For the suppliers, Ian Roy of Capgemini said the issue of understanding objectives was a two-way process, and a lot of the procurement process was about the supplier trying to understand what the client was trying to ask for. “As a provider we need to know what impact the IT has on the business to determine what kind of service and what commercial arrangements would be right. There is an enormous range of possibilities, and for a new relationship to be successful, it’s important to get to the bottom of the business priorities.”

Mr Cooper-Bagnall urged clients to ensure that they have their message straight and that all the various stakeholders in the organisation are singing from the same hymn sheet. The PA consultant recalled taking part in a workshop with senior stakeholders in a client company, which appeared to show they were agreed on the priorities leading them towards an outsourcing decision. Afterwards one-on-one discussions revealed this was not the case.

The importance of interest at senior level within the client company was also stressed. Mr Hamlett said one of his supplier clients had recently introduced a rule that they would not bid for a contract unless their prospective customer had a main board director sponsoring the outsourcing project.

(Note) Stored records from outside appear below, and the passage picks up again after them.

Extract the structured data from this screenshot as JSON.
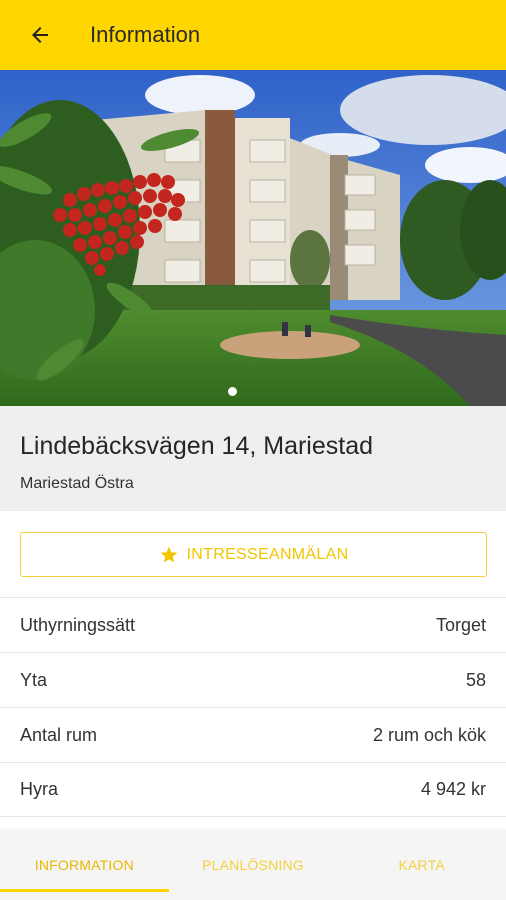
{
  "appbar": {
    "title": "Information",
    "back_icon": "arrow-left-icon"
  },
  "hero": {
    "image": "apartment-building-photo",
    "carousel_index": 1,
    "carousel_total": 1
  },
  "listing": {
    "address": "Lindebäcksvägen 14, Mariestad",
    "area": "Mariestad Östra"
  },
  "interest_button": {
    "label": "INTRESSEANMÄLAN",
    "icon": "star-icon"
  },
  "details": [
    {
      "label": "Uthyrningssätt",
      "value": "Torget"
    },
    {
      "label": "Yta",
      "value": "58"
    },
    {
      "label": "Antal rum",
      "value": "2 rum och kök"
    },
    {
      "label": "Hyra",
      "value": "4 942 kr"
    }
  ],
  "tabs": [
    {
      "label": "INFORMATION",
      "active": true
    },
    {
      "label": "PLANLÖSNING",
      "active": false
    },
    {
      "label": "KARTA",
      "active": false
    }
  ],
  "colors": {
    "accent": "#FFD600",
    "accent_text": "#F2C500"
  }
}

Mr Jarman thought clients should go further: “I’d like to see suppliers saying ‘no more bad deals’. I’ve…been in situations where we have gone out to three potential suppliers and two of them have declined to bid. That feels uncomfortable on one level but actually is exactly the way for them to behave, as it reduces the risks of both sides having a problem later.”

And when deals do go ahead, it is important not to miss a trick in the final stages of negotiation, says Whitbread’s Ben Wishart “When it gets to 3am on the day we sign, people on both sides will agree to small points to get the deal done, and that actually happens to be the key thing that we beat each other up about most in seven years’ time.”

If clients use consultants who can advise on when a good price has been reached, he added, they can concentrate on building a deeper relationship with the supplier rather than wasting three months trying to shave “another nickel and dime” off the price.

The issue of building a relationship has particular resonance within the public sector, as both Mr Roy and PA’s Fons Kuijpers pointed out. If the procurement process is run under Official Journal of the European Union rules, said Mr Roy, the initial phase is run at arms length, with very little dialogue between the client and supplier. As a result, the supplier is trying to interpret written instructions from the client or adviser, which may lead to some initial misunderstanding or incorrect assumptions.

Mr Kuijpers said the intense scrutiny that deals in the public sector faced was the big difference between it and the private sector. “In the public sector the customer has to show that it is absolutely super clean and must not give any supplier an advantage over anybody else.”

Given the spate of public sector deals expected in the next few years, that is food for thought for all those involved in outsourcing.